Intanto il capoposto mi spiega la ragione dell'allarme che ha dato: egli, sporgendo cautamente la testa dal macigno che lo protegge insieme con i tre uomini che ha con sé dalle offese avversarie, ha potuto vedere nella trincea nemica un ufficiale che indicava a due graduati un tratto della nostra linea ove evidentemente pensava che si potesse fare una proficua sorpresa; poco dopo nella stessa trincea aveva visto arrivare una ventina di soldati bosniaci in rinforzo. L'intelligente caporale, comprendendo che qualcosa di nuovo si stava preparando, aveva voluto portare subito a mia conoscenza il pericolo, ma non avendo alcun mezzo di segnalazione gli era stato necessario chiamare qualcuno di noi sul posto per comunicare l'importante notizia. Il racconto del capopattuglia si svolge tra una fittissima gragnuola di pallottole che il nemico, indispettito forse per il fatto che i colpi del "cecchino" sono andati a vuoto, scaglia contro il roccione dietro il quale siamo riparati. Nessuno di noi è colpito, ma le fucilate e le scariche di mitragliatrici, che si susseguono senza interruzione, impediscono a me e al sergente Morabito, che è dolorante per la sua ferita, di tornare nella nostra trincea. Fino a sera rimaniamo bloccati, ma con il sopraggiungere dell'oscurità e di una densa nebbia che ci nasconde, decidiamo di giocare d'audacia e con un risoluto balzo rientriamo nella linea, insieme con la pattuglia avanzata che, in vista di una sorpresa del nemico, ho ritenuto prudente far retrocedere perché sarebbe stata sicuramente catturata.

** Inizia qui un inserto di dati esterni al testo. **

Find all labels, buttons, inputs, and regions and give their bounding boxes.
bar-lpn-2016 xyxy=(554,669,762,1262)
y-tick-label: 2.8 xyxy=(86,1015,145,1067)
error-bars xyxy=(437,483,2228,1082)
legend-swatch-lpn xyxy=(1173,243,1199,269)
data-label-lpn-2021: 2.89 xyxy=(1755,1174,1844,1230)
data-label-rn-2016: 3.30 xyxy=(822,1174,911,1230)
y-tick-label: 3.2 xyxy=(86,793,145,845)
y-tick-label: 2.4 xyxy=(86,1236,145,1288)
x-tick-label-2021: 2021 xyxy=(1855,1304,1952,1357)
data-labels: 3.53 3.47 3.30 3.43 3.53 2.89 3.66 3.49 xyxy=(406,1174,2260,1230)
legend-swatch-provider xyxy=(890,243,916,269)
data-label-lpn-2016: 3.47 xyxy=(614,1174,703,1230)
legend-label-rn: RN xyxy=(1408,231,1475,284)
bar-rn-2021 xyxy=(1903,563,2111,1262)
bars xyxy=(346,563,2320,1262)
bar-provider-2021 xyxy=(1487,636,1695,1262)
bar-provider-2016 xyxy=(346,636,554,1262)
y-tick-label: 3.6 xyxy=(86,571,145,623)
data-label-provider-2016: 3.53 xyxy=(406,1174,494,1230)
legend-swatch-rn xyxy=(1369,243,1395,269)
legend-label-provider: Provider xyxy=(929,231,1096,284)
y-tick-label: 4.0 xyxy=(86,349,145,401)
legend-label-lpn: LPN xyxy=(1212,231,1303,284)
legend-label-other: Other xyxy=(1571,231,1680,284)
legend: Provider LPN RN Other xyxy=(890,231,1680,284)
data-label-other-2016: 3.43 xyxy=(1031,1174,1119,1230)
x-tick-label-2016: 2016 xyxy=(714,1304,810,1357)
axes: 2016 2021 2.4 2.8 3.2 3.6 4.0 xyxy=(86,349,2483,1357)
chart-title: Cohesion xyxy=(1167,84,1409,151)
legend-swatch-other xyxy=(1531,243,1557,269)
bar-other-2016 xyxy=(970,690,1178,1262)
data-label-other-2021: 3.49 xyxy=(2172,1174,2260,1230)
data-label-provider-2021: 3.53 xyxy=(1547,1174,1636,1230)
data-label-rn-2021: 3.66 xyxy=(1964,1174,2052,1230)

Ormai siamo sull'avviso; se gli austriaci vorranno venire ad attaccarci troveranno pane per i loro denti. Intanto ho avvisato per telefono il comandante della posizione principale del pericolo che si profila. Né mi ero ingannato. Infatti verso le 22, mentre il buio più fitto ci circondava, s'è levato all'improvviso in prossimità del nostro trincerone un formidabile "urrah". I soldati bosniaci, una ventina in tutto, si lanciano contro di noi, facendosi precedete da un nutrito lancio di bombe a mano. Alcuni fanti rimangono feriti, ma gli altri non si sgomentano ed attendono il nemico al varco, cosicché quando i primi nemici si affacciano al nostro parapetto vengono finiti a colpi dì baionetta. Un gruppo informe di cadaveri si stende davanti a noi; dietro a questo sono appiattati gli austriaci superstiti che non hanno ancora rinunciato al loro proposito. Ma le nostre bombe fanno scempio dei vivi e dei morti, finché i fanti, insofferenti di ogni attesa, salgono sul parapetto e gridando "Savoia!" si gettano sugli avversari, uccidendoli all'arma bianca. Uno solo di essi è scampato alla strage e viene trascinato prigioniero nella nostra trincea. Il nemico ha avuto il fatto suo! L'artiglieria austriaca che prima dell'improvviso attacco si era astenuta dallo sparare per non metterci in allarme, una mezz'ora dopo che l'audace tentativo era stato sventato manda qualche granata sulla nostra zona ma deve presto desistere perché le due linee sono vicinissime e alcuni colpi sono caduti sugli avamposti dello schieramento avversario.